Work on the outdoor installation on Princeton’s campus by internationally acclaimed artist Maya Lin is underway. Installation of the earthwork — titled "The Princeton Line" — began in April on the slope that extends from the new Lewis Arts complex toward Baker Green. The first phase is expected to be completed in mid to late June.
The Princeton University Art Museum commissioned Lin to design a two-part installation for the grounds adjacent to the Lewis Arts complex, which celebrated its opening last October.
"The Princeton Line" is a continuation of a series of recent works referred to by the artist as "Earth Drawings" and will comprise two elements — an earthwork and a water table. It is designed to provide an invigorated outdoor setting that invites visitors to explore undulating spaces created by mounded earth with the expectation that students will use these spaces for ad hoc performances and plein air classes.
A 2016 recipient of the Presidential Medal of Freedom, Lin first achieved national recognition for her design for the Vietnam Veterans Memorial in Washington, D.C.; she was an undergraduate at Yale University when her design was chosen in a national competition. During the course of her interdisciplinary career, Lin has created a powerful and highly influential body of work that includes large-scale site-specific installations, intimate studio artworks, architectural works and memorials.
Other earthworks of this type by Lin include the "Eleven Minute Line" (2004) at the Wanås Foundation in Knislinge, Sweden, and the "Kentucky Line" (2008) in Louisville, Kentucky. The "Princeton Line" will be the first "Earth Drawing" installed in a public space in the United States.

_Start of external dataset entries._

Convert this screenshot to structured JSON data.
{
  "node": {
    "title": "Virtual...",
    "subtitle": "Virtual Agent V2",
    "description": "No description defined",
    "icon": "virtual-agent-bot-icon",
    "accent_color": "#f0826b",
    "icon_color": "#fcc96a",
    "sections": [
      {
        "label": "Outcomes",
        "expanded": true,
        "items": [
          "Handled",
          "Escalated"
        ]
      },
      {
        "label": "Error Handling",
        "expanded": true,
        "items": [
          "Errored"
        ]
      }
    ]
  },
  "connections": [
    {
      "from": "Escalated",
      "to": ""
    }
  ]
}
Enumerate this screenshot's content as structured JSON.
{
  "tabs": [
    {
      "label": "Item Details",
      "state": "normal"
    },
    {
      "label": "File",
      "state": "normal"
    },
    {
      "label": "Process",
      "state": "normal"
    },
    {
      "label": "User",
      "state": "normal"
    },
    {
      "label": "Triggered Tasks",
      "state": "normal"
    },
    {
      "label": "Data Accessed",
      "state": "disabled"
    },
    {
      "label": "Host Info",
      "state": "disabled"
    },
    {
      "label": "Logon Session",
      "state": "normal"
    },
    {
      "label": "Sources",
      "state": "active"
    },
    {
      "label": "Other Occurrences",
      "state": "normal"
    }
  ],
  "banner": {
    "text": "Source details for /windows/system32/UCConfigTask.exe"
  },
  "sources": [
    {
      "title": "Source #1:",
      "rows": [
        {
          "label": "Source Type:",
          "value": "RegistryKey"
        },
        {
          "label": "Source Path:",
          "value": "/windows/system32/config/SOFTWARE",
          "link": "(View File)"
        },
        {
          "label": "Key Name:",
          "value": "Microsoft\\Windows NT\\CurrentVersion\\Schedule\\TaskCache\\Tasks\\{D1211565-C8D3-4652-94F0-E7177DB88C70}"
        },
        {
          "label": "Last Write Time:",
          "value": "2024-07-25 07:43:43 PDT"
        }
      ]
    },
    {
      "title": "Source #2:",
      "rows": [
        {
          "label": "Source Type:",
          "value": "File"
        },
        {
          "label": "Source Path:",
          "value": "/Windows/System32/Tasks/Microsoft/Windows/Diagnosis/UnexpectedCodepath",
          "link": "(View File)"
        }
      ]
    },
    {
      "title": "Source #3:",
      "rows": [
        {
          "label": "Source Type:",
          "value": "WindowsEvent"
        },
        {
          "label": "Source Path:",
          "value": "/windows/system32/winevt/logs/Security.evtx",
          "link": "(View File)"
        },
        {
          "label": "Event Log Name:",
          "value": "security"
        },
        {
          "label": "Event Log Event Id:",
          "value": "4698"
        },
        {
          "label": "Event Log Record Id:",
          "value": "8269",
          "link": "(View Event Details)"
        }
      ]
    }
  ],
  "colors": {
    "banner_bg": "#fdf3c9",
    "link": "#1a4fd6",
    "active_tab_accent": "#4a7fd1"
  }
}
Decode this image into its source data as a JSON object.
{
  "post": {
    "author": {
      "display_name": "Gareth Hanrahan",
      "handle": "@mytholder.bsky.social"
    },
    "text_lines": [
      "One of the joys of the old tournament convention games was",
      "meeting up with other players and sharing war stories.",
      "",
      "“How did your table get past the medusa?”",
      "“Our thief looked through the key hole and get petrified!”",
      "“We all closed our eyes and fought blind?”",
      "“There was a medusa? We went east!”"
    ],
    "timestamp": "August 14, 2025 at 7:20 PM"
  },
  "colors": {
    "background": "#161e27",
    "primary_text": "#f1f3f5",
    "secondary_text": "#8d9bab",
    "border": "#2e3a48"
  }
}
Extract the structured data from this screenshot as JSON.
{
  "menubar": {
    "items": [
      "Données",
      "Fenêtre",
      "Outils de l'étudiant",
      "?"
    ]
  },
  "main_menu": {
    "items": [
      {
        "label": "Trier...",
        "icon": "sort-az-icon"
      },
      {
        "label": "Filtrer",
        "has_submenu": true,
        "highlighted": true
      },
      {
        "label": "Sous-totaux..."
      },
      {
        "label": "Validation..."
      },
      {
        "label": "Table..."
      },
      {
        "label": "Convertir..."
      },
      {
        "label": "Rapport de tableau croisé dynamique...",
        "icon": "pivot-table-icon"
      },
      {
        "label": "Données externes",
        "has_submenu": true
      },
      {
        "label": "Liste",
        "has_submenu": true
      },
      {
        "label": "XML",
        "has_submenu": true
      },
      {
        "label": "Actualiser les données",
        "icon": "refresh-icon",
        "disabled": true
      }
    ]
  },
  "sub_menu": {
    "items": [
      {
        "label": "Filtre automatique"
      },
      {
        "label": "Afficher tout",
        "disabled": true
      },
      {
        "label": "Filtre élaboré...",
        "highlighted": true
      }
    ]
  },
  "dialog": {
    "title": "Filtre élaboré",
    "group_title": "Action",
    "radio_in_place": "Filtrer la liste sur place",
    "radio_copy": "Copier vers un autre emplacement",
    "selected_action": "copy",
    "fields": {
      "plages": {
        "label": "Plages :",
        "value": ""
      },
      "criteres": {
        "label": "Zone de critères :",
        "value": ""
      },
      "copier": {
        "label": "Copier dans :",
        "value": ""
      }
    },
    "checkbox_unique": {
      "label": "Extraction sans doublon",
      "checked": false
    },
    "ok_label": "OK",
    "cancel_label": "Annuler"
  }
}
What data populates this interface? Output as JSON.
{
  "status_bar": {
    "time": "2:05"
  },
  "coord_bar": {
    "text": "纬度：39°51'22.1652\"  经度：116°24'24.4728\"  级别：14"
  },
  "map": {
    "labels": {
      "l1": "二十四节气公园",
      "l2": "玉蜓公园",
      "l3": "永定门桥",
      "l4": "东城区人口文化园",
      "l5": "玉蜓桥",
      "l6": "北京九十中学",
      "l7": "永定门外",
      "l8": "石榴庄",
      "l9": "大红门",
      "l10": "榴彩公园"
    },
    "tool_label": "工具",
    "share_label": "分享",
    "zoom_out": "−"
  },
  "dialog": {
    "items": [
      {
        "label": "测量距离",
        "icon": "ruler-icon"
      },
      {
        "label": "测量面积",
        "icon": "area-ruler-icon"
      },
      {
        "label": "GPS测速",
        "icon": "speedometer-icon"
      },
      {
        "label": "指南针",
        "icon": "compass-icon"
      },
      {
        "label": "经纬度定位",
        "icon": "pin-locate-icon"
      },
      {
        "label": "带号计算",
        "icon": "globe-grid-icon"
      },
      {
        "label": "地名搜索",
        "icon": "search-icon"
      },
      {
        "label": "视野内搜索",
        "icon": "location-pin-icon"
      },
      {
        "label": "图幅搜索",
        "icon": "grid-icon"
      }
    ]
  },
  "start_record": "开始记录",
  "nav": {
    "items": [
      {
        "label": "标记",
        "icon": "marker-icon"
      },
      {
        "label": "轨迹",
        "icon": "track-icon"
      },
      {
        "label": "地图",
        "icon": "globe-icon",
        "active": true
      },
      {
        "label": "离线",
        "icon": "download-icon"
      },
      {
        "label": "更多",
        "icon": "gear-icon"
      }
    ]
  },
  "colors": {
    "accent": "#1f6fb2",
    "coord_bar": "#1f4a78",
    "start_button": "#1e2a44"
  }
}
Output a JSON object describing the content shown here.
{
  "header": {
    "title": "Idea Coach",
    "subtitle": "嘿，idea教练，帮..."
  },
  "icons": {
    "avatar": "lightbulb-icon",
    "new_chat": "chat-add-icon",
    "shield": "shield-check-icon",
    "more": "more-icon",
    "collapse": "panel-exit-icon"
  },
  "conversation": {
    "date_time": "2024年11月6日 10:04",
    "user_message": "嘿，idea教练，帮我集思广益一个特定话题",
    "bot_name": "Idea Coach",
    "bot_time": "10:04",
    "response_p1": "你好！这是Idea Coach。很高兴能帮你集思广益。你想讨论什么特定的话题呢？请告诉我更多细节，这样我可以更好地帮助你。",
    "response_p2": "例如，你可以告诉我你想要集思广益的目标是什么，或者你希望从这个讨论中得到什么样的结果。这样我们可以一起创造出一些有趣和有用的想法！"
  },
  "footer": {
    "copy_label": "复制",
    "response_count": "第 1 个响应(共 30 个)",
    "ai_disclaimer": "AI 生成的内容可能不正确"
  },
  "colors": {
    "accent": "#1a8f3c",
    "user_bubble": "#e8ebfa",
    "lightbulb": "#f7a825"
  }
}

The second component of the commission is a granite water table with a base crafted to form an oblate spheroid. The fountain is situated within a gravel plaza that appears to float above the ground plane of the side facing the arts complex while incorporating concrete-edge seating along the back. The fountain’s veil of water will be wispy as it falls from the 12-foot-long tabletop made of jet mist granite.
The table’s elliptical shape, inspired by diagrammatic drawings of the Earth's orbit around the sun; the water weir, inspired by the notion of a black hole; and the jet mist granite, which has a white, almost starry patterning, come together to help “reflect the galaxy” — an allusion to the work of one of Princeton’s most-acclaimed former residents, Albert Einstein. Precedents for the Princeton water table can be found at Yale and Brown universities.
“By making a work in which she shapes and draws a line in the earth, together with the most abstract of her water tables to date, I am certain that Maya will make a lasting and engaging mark on our campus,” said James Steward, the Nancy A. Nasher–David J. Haemisegger, Class of 1976, Director of the Princeton University Art Museum.
"Lin was chosen in a deliberative process involving both the Campus Art Steering Committee and a group of varied stakeholders from the Lewis Center who agreed with us that public art for the Lewis Arts complex ought to help connect [architect] Steven Holl’s new buildings with the surrounding landscape," he said.
“As a site-specific artist, having the chance to create two works in dialogue with one another that respond to the cultural context in which they are placed and allow me to explore two distinct aspects of my work is a unique and challenging opportunity,” said Lin. “Scott Burton's sculpture 'Public Table' [on the Princeton campus] was the inspiration for my very first water table, the Civil Rights Memorial [built in 1989 in Montgomery, Alabama] — and now I can come full circle with this new work.”
Steward has known Lin for about 20 years and has long wanted to add her work to Princeton's campus art collection. "She is simply one of the most extraordinary designers of our time," he said. "Her work meets many of our objectives, including diversifying the formal characteristics of the campus art collection and moving away from monumental sculptural forms."
Lin was awarded a B.A. in 1981 and a Master of Architecture in 1986, both from Yale, and has maintained a professional studio in New York City since. She serves on the boards of the Bloomberg Foundation and the What is Missing? Foundation. She lives in New York City and is represented by Pace Gallery.